One worker, Naomi Harris, highlighted the safety issues faced by fast food workers in an Instagram video. During one shift, a customer who was upset over receiving hashbrowns rather than grits, went to his truck to get a gun, Harris said. Other customers have thrown items at Waffle House staff, Harris said.
“We work at Waffle House, we should not be prepared to go to Waffle House and be like ‘dang, I might not make it home,’” Harris said.
Worker safety in the face of customer threats has emerged as a key demand among foodservice workers, especially in the South. Starbucks Workers United members have told Restaurant Dive that customer racism, harassment and threats of violence, combined with a lack of managerial response, pushed them to organize. Customer hostility that increased during the COVID-19 pandemic pushed some workers out of the industry entirely.

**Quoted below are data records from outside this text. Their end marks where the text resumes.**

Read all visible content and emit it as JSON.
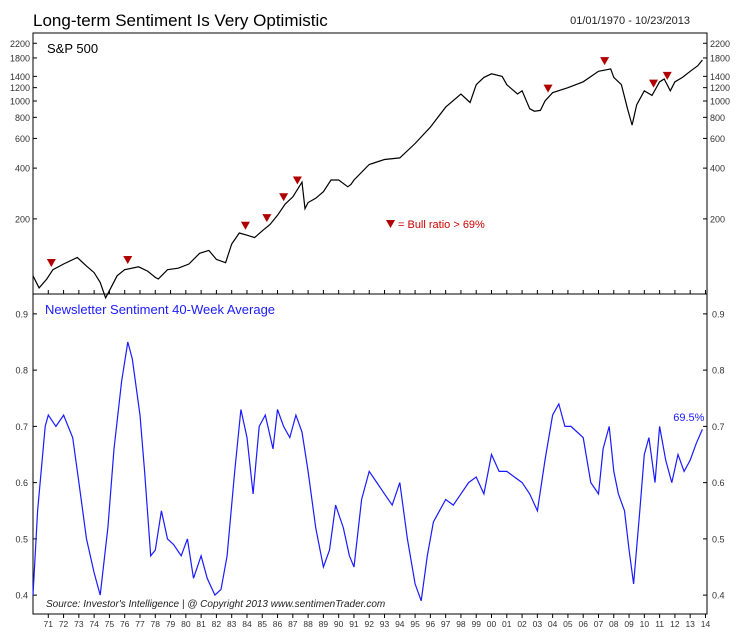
{
  "header": {
    "title": "Long-term Sentiment Is Very Optimistic",
    "date_range": "01/01/1970 - 10/23/2013"
  },
  "colors": {
    "price_line": "#000000",
    "sentiment_line": "#1a1aff",
    "marker": "#b00000",
    "legend_text": "#cc0000",
    "frame": "#000000",
    "axis_text": "#333333"
  },
  "chart_data": [
    {
      "type": "line",
      "title": "S&P 500",
      "scale": "log",
      "ylim": [
        80,
        2300
      ],
      "xlim": [
        1970.0,
        2014.1
      ],
      "y_ticks": [
        200,
        400,
        600,
        800,
        1000,
        1200,
        1400,
        1800,
        2200
      ],
      "series": [
        {
          "name": "S&P 500",
          "x": [
            1970.0,
            1970.4,
            1970.9,
            1971.3,
            1972.0,
            1972.9,
            1973.5,
            1974.0,
            1974.4,
            1974.75,
            1975.0,
            1975.5,
            1976.0,
            1976.9,
            1977.5,
            1978.0,
            1978.2,
            1978.8,
            1979.5,
            1980.2,
            1980.9,
            1981.5,
            1982.0,
            1982.6,
            1983.0,
            1983.5,
            1984.0,
            1984.5,
            1985.0,
            1985.5,
            1986.0,
            1986.5,
            1987.0,
            1987.6,
            1987.8,
            1988.0,
            1988.5,
            1989.0,
            1989.5,
            1990.0,
            1990.6,
            1990.8,
            1991.0,
            1992.0,
            1993.0,
            1994.0,
            1995.0,
            1996.0,
            1997.0,
            1998.0,
            1998.6,
            1999.0,
            1999.5,
            2000.0,
            2000.7,
            2001.0,
            2001.7,
            2002.0,
            2002.5,
            2002.8,
            2003.2,
            2003.5,
            2004.0,
            2005.0,
            2006.0,
            2007.0,
            2007.8,
            2008.0,
            2008.5,
            2008.9,
            2009.2,
            2009.5,
            2010.0,
            2010.5,
            2011.0,
            2011.3,
            2011.7,
            2012.0,
            2012.5,
            2013.0,
            2013.5,
            2013.8
          ],
          "values": [
            92,
            78,
            88,
            100,
            108,
            118,
            105,
            96,
            84,
            68,
            75,
            92,
            100,
            104,
            98,
            90,
            88,
            100,
            102,
            108,
            125,
            130,
            115,
            110,
            142,
            165,
            160,
            155,
            170,
            185,
            210,
            245,
            270,
            330,
            230,
            250,
            265,
            290,
            340,
            340,
            310,
            320,
            340,
            420,
            450,
            460,
            560,
            700,
            920,
            1100,
            980,
            1250,
            1380,
            1450,
            1400,
            1250,
            1100,
            1150,
            900,
            870,
            880,
            1000,
            1120,
            1200,
            1300,
            1500,
            1550,
            1380,
            1250,
            900,
            720,
            950,
            1150,
            1080,
            1300,
            1350,
            1150,
            1300,
            1380,
            1500,
            1620,
            1750
          ]
        }
      ],
      "markers": {
        "label": "= Bull ratio > 69%",
        "x": [
          1971.2,
          1976.2,
          1983.9,
          1985.3,
          1986.4,
          1987.3,
          2003.7,
          2007.4,
          2010.6,
          2011.5
        ]
      }
    },
    {
      "type": "line",
      "title": "Newsletter Sentiment 40-Week Average",
      "ylim": [
        0.37,
        0.93
      ],
      "xlim": [
        1970.0,
        2014.1
      ],
      "y_ticks": [
        0.4,
        0.5,
        0.6,
        0.7,
        0.8,
        0.9
      ],
      "last_value_label": "69.5%",
      "series": [
        {
          "name": "Newsletter Sentiment 40-Week Average",
          "x": [
            1970.0,
            1970.3,
            1970.8,
            1971.0,
            1971.5,
            1972.0,
            1972.6,
            1973.0,
            1973.5,
            1974.0,
            1974.4,
            1974.9,
            1975.3,
            1975.8,
            1976.2,
            1976.5,
            1977.0,
            1977.3,
            1977.7,
            1978.0,
            1978.4,
            1978.8,
            1979.2,
            1979.7,
            1980.1,
            1980.5,
            1981.0,
            1981.4,
            1981.9,
            1982.3,
            1982.7,
            1983.2,
            1983.6,
            1984.0,
            1984.4,
            1984.8,
            1985.2,
            1985.7,
            1986.0,
            1986.4,
            1986.8,
            1987.2,
            1987.6,
            1988.0,
            1988.5,
            1989.0,
            1989.4,
            1989.8,
            1990.3,
            1990.7,
            1991.0,
            1991.5,
            1992.0,
            1992.5,
            1993.0,
            1993.5,
            1994.0,
            1994.5,
            1995.0,
            1995.4,
            1995.8,
            1996.2,
            1996.6,
            1997.0,
            1997.5,
            1998.0,
            1998.5,
            1999.0,
            1999.5,
            2000.0,
            2000.5,
            2001.0,
            2001.5,
            2002.0,
            2002.5,
            2003.0,
            2003.5,
            2004.0,
            2004.4,
            2004.8,
            2005.2,
            2005.6,
            2006.0,
            2006.5,
            2007.0,
            2007.3,
            2007.7,
            2008.0,
            2008.3,
            2008.7,
            2009.0,
            2009.3,
            2009.7,
            2010.0,
            2010.3,
            2010.7,
            2011.0,
            2011.4,
            2011.8,
            2012.2,
            2012.6,
            2013.0,
            2013.4,
            2013.8
          ],
          "values": [
            0.4,
            0.55,
            0.7,
            0.72,
            0.7,
            0.72,
            0.68,
            0.6,
            0.5,
            0.44,
            0.4,
            0.52,
            0.66,
            0.78,
            0.85,
            0.82,
            0.72,
            0.62,
            0.47,
            0.48,
            0.55,
            0.5,
            0.49,
            0.47,
            0.5,
            0.43,
            0.47,
            0.43,
            0.4,
            0.41,
            0.47,
            0.62,
            0.73,
            0.68,
            0.58,
            0.7,
            0.72,
            0.66,
            0.73,
            0.7,
            0.68,
            0.72,
            0.69,
            0.62,
            0.52,
            0.45,
            0.48,
            0.56,
            0.52,
            0.47,
            0.45,
            0.57,
            0.62,
            0.6,
            0.58,
            0.56,
            0.6,
            0.5,
            0.42,
            0.39,
            0.47,
            0.53,
            0.55,
            0.57,
            0.56,
            0.58,
            0.6,
            0.61,
            0.58,
            0.65,
            0.62,
            0.62,
            0.61,
            0.6,
            0.58,
            0.55,
            0.64,
            0.72,
            0.74,
            0.7,
            0.7,
            0.69,
            0.68,
            0.6,
            0.58,
            0.66,
            0.7,
            0.62,
            0.58,
            0.55,
            0.48,
            0.42,
            0.55,
            0.65,
            0.68,
            0.6,
            0.7,
            0.64,
            0.6,
            0.65,
            0.62,
            0.64,
            0.67,
            0.695
          ]
        }
      ]
    }
  ],
  "x_axis": {
    "tick_labels": [
      "71",
      "72",
      "73",
      "74",
      "75",
      "76",
      "77",
      "78",
      "79",
      "80",
      "81",
      "82",
      "83",
      "84",
      "85",
      "86",
      "87",
      "88",
      "89",
      "90",
      "91",
      "92",
      "93",
      "94",
      "95",
      "96",
      "97",
      "98",
      "99",
      "00",
      "01",
      "02",
      "03",
      "04",
      "05",
      "06",
      "07",
      "08",
      "09",
      "10",
      "11",
      "12",
      "13",
      "14"
    ]
  },
  "footer": {
    "source": "Source:  Investor's Intelligence   |   @ Copyright 2013   www.sentimenTrader.com"
  }
}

Limited-duration strikes have been a key tool in the Fight for $15 campaign in the last decade, and with the USSW’s commitment to “building our union by any means necessary,” such confrontational tactics may become more common in Southern service workplaces if the union experiences growth.
"Waffle House is proud of its long record of effectively addressing any concerns our Associates report to us. We intend to do that directly with our Associates,” Waffle House said in a statement emailed to Restaurant Dive.